Cantillon: Drumm may be denied his day in court
Anglo Irish Bank ex-CEO David Drumm, center, arrives at federal court in Boston, to file for bankruptcy.
Overcharging in Irish banking is nothing new but this week, in Delaware of all places, the ugly issue came into the spotlight again. It emerged at a hearing of a petition seeking bankruptcy protection for State-owned Irish Bank Resolution Corporation, the former Anglo Irish Bank, now in liquidation.
The case involves developer John Flynn, who is pursuing the bank on a fraud case in New York on the basis of a claim that he was overcharged by $11 million on loans of $200 million.

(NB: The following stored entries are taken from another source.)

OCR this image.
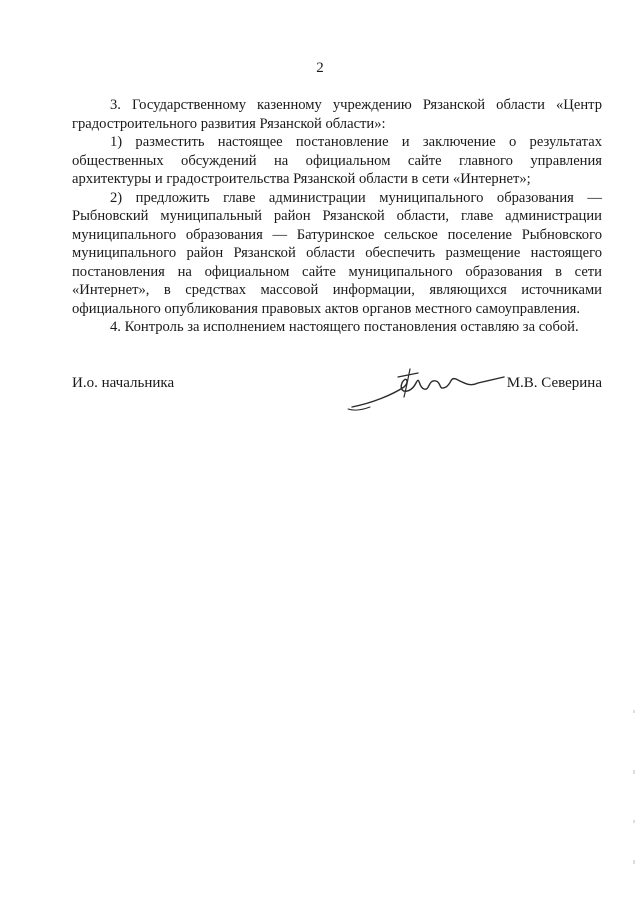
2

3. Государственному казенному учреждению Рязанской области «Центр градостроительного развития Рязанской области»:

1) разместить настоящее постановление и заключение о результатах общественных обсуждений на официальном сайте главного управления архитектуры и градостроительства Рязанской области в сети «Интернет»;

2) предложить главе администрации муниципального образования — Рыбновский муниципальный район Рязанской области, главе администрации муниципального образования — Батуринское сельское поселение Рыбновского муниципального район Рязанской области обеспечить размещение настоящего постановления на официальном сайте муниципального образования в сети «Интернет», в средствах массовой информации, являющихся источниками официального опубликования правовых актов органов местного самоуправления.

4. Контроль за исполнением настоящего постановления оставляю за собой.

И.о. начальника	М.В. Северина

The overcharging or loading of interest on loans at Anglo emerged in 2010 when IBRC management estimated that the overcharging would probably cost between €30 million and €100 million. The defunct bank actually paid out €67 million in refunds and compensation in 2012 arising from its investigation into overcharging.
This is a fraction of the estimate that Flynn’s expert witness, Eddie Fitzpatrick of the Bankcheck financial services company in Belfast, who put the figure at about €1.2 billion in evidence on Tuesday.
What else did we learn this week that we didn’t know before? Well, three years ago, IBRC told us that overcharging on loans took place between 1999 and 2004.
Following this week’s hearing, IBRC’s special liquidators, Kieran Wallace and Éamonn Richardson of KPMG, confirmed in a statement that the overcharging took place over a longer period. Between 1990 and 2005 there was interest overcharged on most variable rate loans in the Republic, Isle of Man and the US and on about a quarter of variable rate loan accounts in the UK.
Challenging Flynn’s (and Fitzpatrick’s) assertion that the overcharging continued past 2004 until present time, Wallace testified that there had been an issue around how the bank had set its own cost of money rate but that this practice ended in 2005.
The most revealing part may yet be to come. The Flynn side has said David Drumm is willing to stand behind their claims. Anglo’s ex-chief executive testifying against the bank? Now that would be an interesting day in court. But with IBRC protected by the Delaware court, at least temporarily, it may never come.